The DMVPN cloud now offers communication between all peers on OSI Layer 3. Every client can address its target by IP address.

In some cases, or even to satisfy curiosity, an end-to-end communication on OSI Layer 2 is required. The hosts see each other's MAC address, and the WAN becomes one large Ethernet switch. Normally this kind of setup is typical for a data center, when merging virtual environments, or when interconnecting multiple data centers.

The solution for this sounds simple: Just bridge the LAN adapter and the tunnel interface together. However, the underlying TUN kernel module in VyOS refuses this action. Bridging is not supported for multipoint tunnels.

Surprisingly VyOS supports the virtual extensible LAN (VXLAN), which is the perfect match for this setup. The name indicates a LAN environment, but using it in the WAN is possible. VXLAN puts an Ethernet-like layer over the existing DMVPN. In correct terms, the VXLAN is the overlay network, and the DMVPN cloud is the underlay network.

If you really think about using this approach, here are the limitations: Even when it feels like Ethernet to a client, it is actually a WAN environment with packet loss, delay, jitter, and a smaller MTU than most applications would expect from a LAN.

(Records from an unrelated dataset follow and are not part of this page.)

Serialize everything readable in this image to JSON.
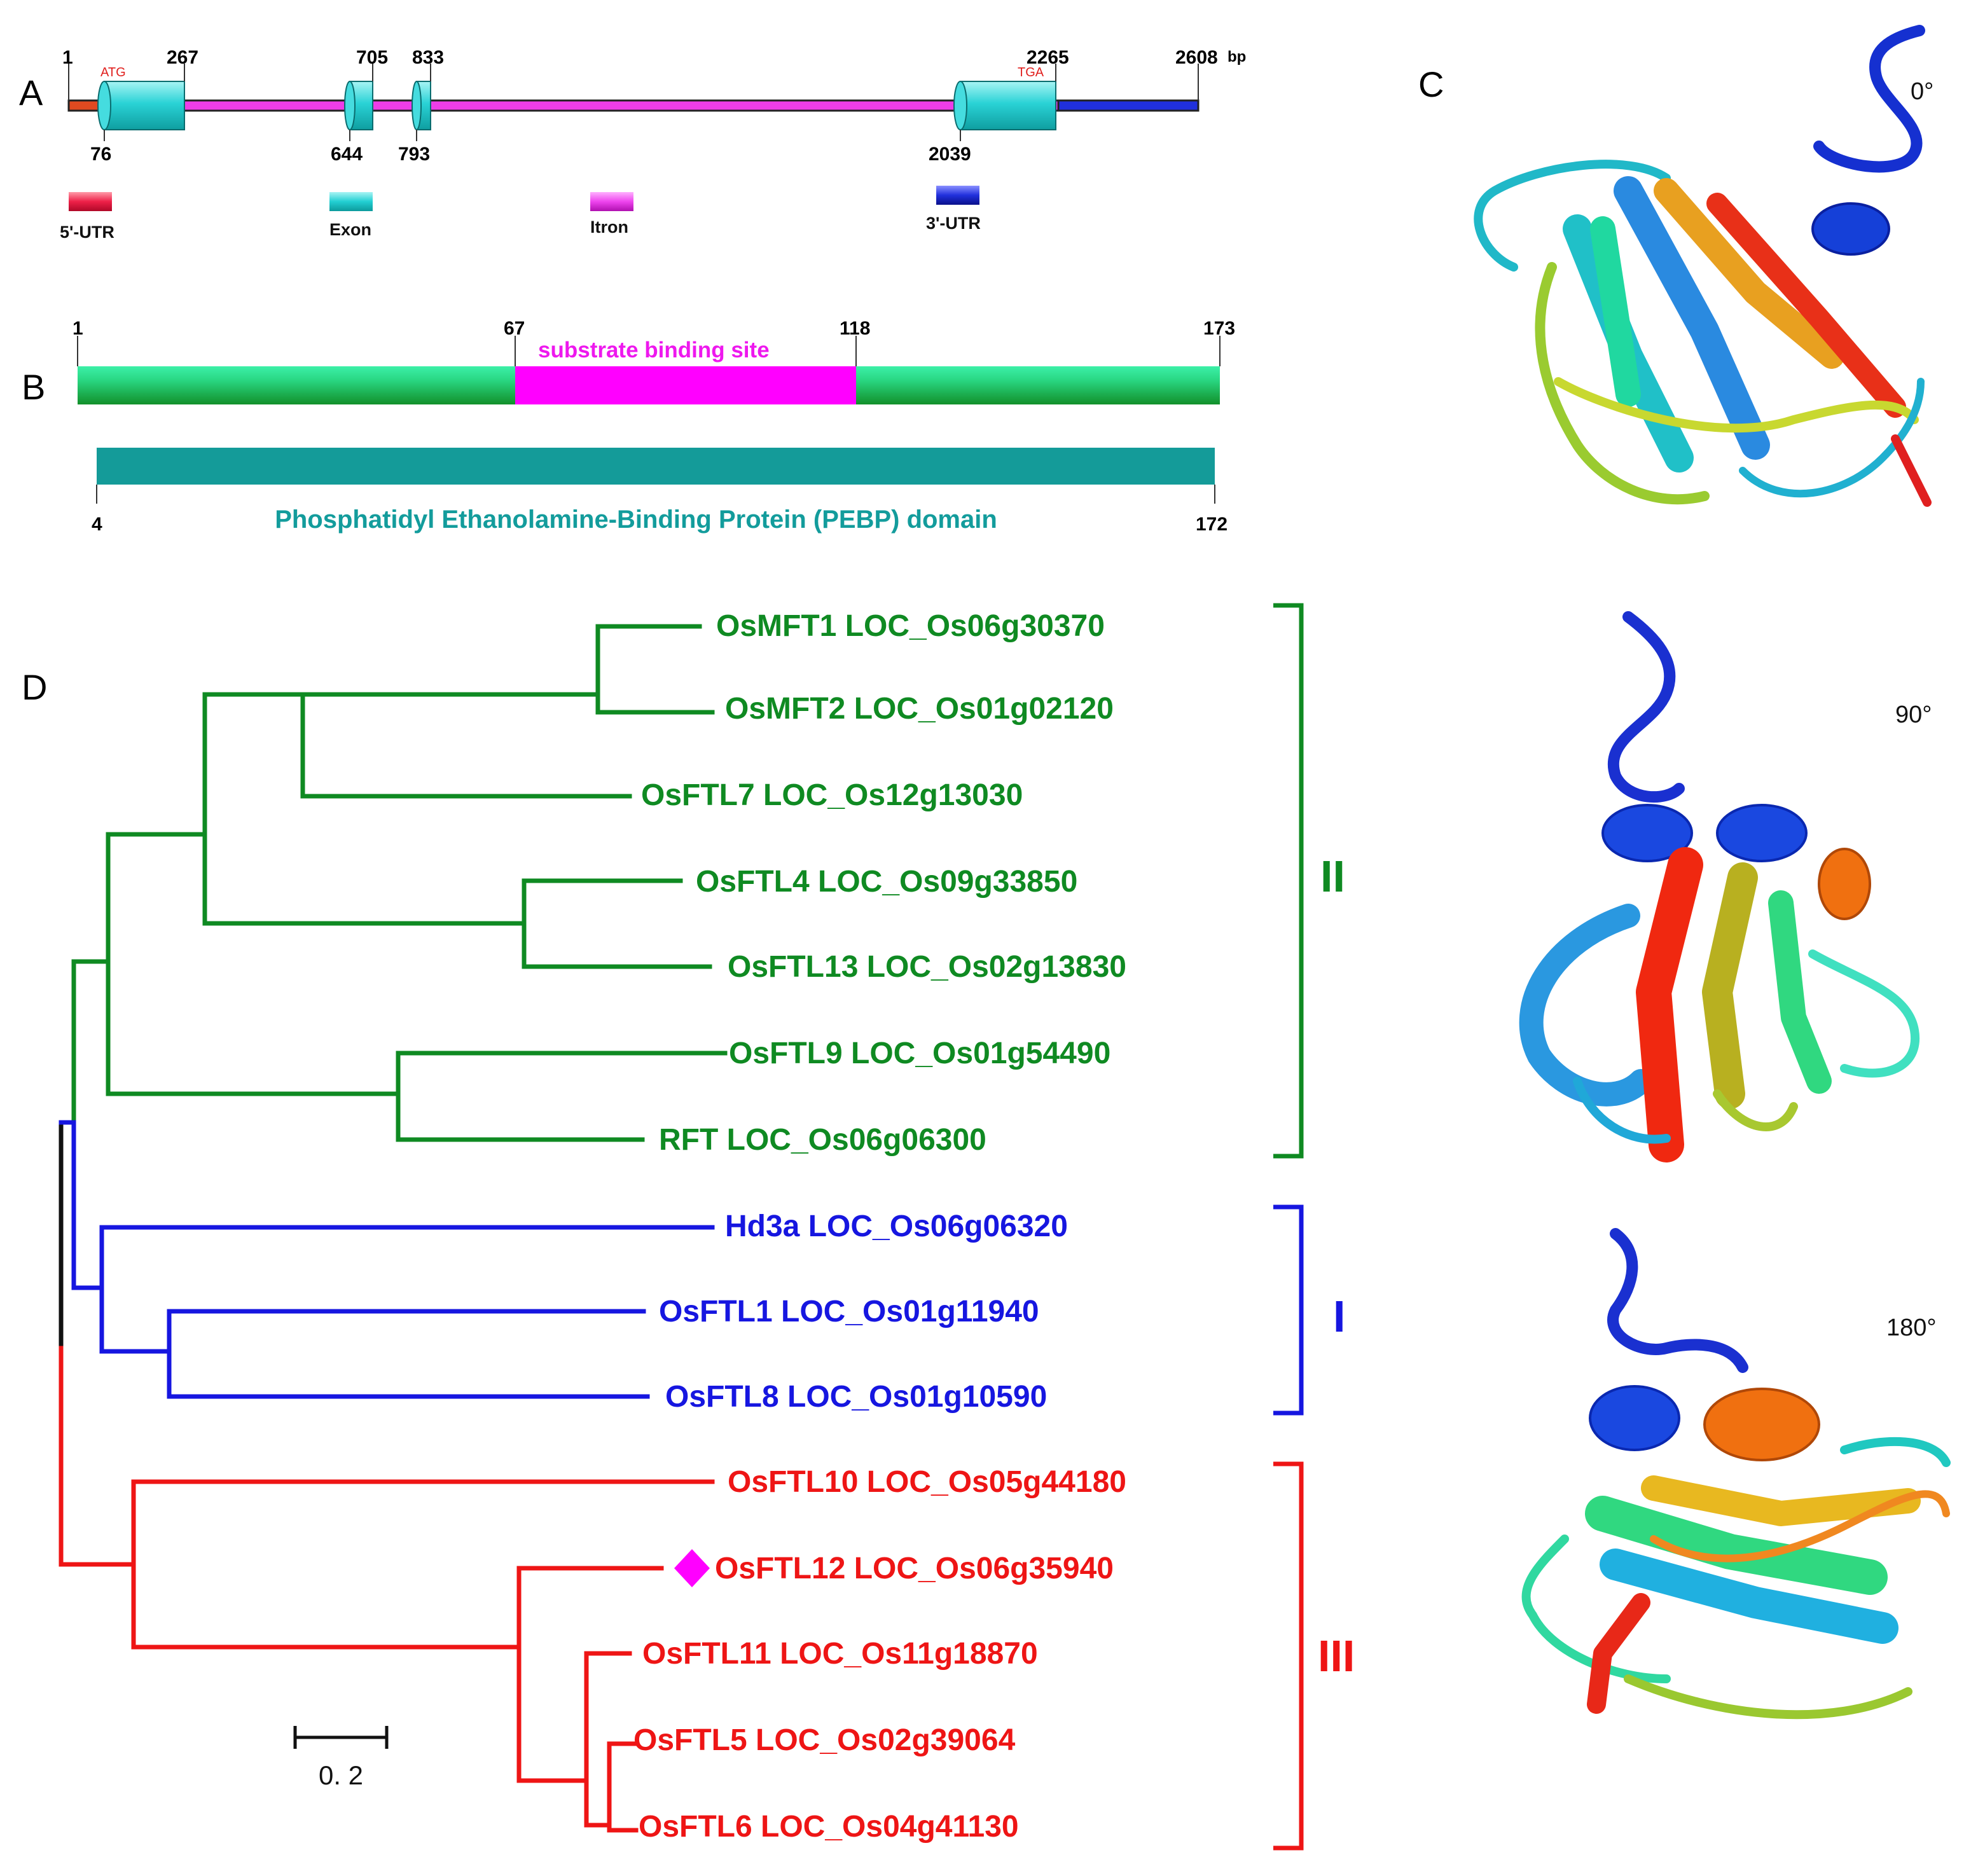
{
  "panel_labels": {
    "a": "A",
    "b": "B",
    "c": "C",
    "d": "D"
  },
  "gene_structure": {
    "top_positions": [
      "1",
      "267",
      "705",
      "833",
      "2265",
      "2608"
    ],
    "unit": "bp",
    "bottom_positions": [
      "76",
      "644",
      "793",
      "2039"
    ],
    "start_codon": "ATG",
    "stop_codon": "TGA",
    "legend": [
      {
        "label": "5'-UTR",
        "color": "#e8193e"
      },
      {
        "label": "Exon",
        "color": "#17c9cc"
      },
      {
        "label": "Itron",
        "color": "#ee3de8"
      },
      {
        "label": "3'-UTR",
        "color": "#1420c8"
      }
    ]
  },
  "protein": {
    "top_positions": [
      "1",
      "67",
      "118",
      "173"
    ],
    "binding_site_label": "substrate binding site",
    "domain_start": "4",
    "domain_end": "172",
    "domain_label": "Phosphatidyl Ethanolamine-Binding Protein (PEBP) domain",
    "colors": {
      "protein_bar": "#27c466",
      "binding_site": "#ff00ff",
      "domain_bar": "#149b99"
    }
  },
  "structure_views": {
    "angles": [
      "0°",
      "90°",
      "180°"
    ]
  },
  "tree": {
    "scale_label": "0. 2",
    "leaves": [
      {
        "label": "OsMFT1 LOC_Os06g30370",
        "clade": "II"
      },
      {
        "label": "OsMFT2 LOC_Os01g02120",
        "clade": "II"
      },
      {
        "label": "OsFTL7 LOC_Os12g13030",
        "clade": "II"
      },
      {
        "label": "OsFTL4 LOC_Os09g33850",
        "clade": "II"
      },
      {
        "label": "OsFTL13 LOC_Os02g13830",
        "clade": "II"
      },
      {
        "label": "OsFTL9 LOC_Os01g54490",
        "clade": "II"
      },
      {
        "label": "RFT LOC_Os06g06300",
        "clade": "II"
      },
      {
        "label": "Hd3a LOC_Os06g06320",
        "clade": "I"
      },
      {
        "label": "OsFTL1 LOC_Os01g11940",
        "clade": "I"
      },
      {
        "label": "OsFTL8 LOC_Os01g10590",
        "clade": "I"
      },
      {
        "label": "OsFTL10 LOC_Os05g44180",
        "clade": "III"
      },
      {
        "label": "OsFTL12 LOC_Os06g35940",
        "clade": "III",
        "marker": "diamond"
      },
      {
        "label": "OsFTL11 LOC_Os11g18870",
        "clade": "III"
      },
      {
        "label": "OsFTL5 LOC_Os02g39064",
        "clade": "III"
      },
      {
        "label": "OsFTL6 LOC_Os04g41130",
        "clade": "III"
      }
    ],
    "clades": [
      {
        "name": "II",
        "color": "#0f8a22"
      },
      {
        "name": "I",
        "color": "#1616e0"
      },
      {
        "name": "III",
        "color": "#ee1515"
      }
    ],
    "marker_color": "#ff00ff"
  }
}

Moreover, a spanning tree is included. A redundant path in the LAN (even if it is a disguised WAN) needs loop prevention, so the complexity of NHRP, IPsec, OSPF, and VRRP is extended by some form of spanning tree protocol.

DMVPN is flexible enough to host an OSI Layer 2 network like VXLAN, although that's not a recommended design. VXLAN on top of DMVPN is more of a workaround when Ethernet connectivity is the main goal.

Show Me the Money

Now that the pros and cons of the alternative DMVPN are exposed, what kind of investment should you expect? Cisco's smallest router for DMVPN is the C881 series and starts at $250. Although this might sound feasible for a home office with limited bandwidth, if you need to saturate an Internet link of 100Mbps, pick a Cisco 1921, which needs a budget of $600. For higher bandwidth, Cisco asks for four digits.

Clearly, open source software will win the race when it comes to nonrecurring costs, but you must also keep a close look on time and business risk. The old catch phrase, "Nobody ever got fired for buying IBM," might be true for Cisco, but not for VyOS.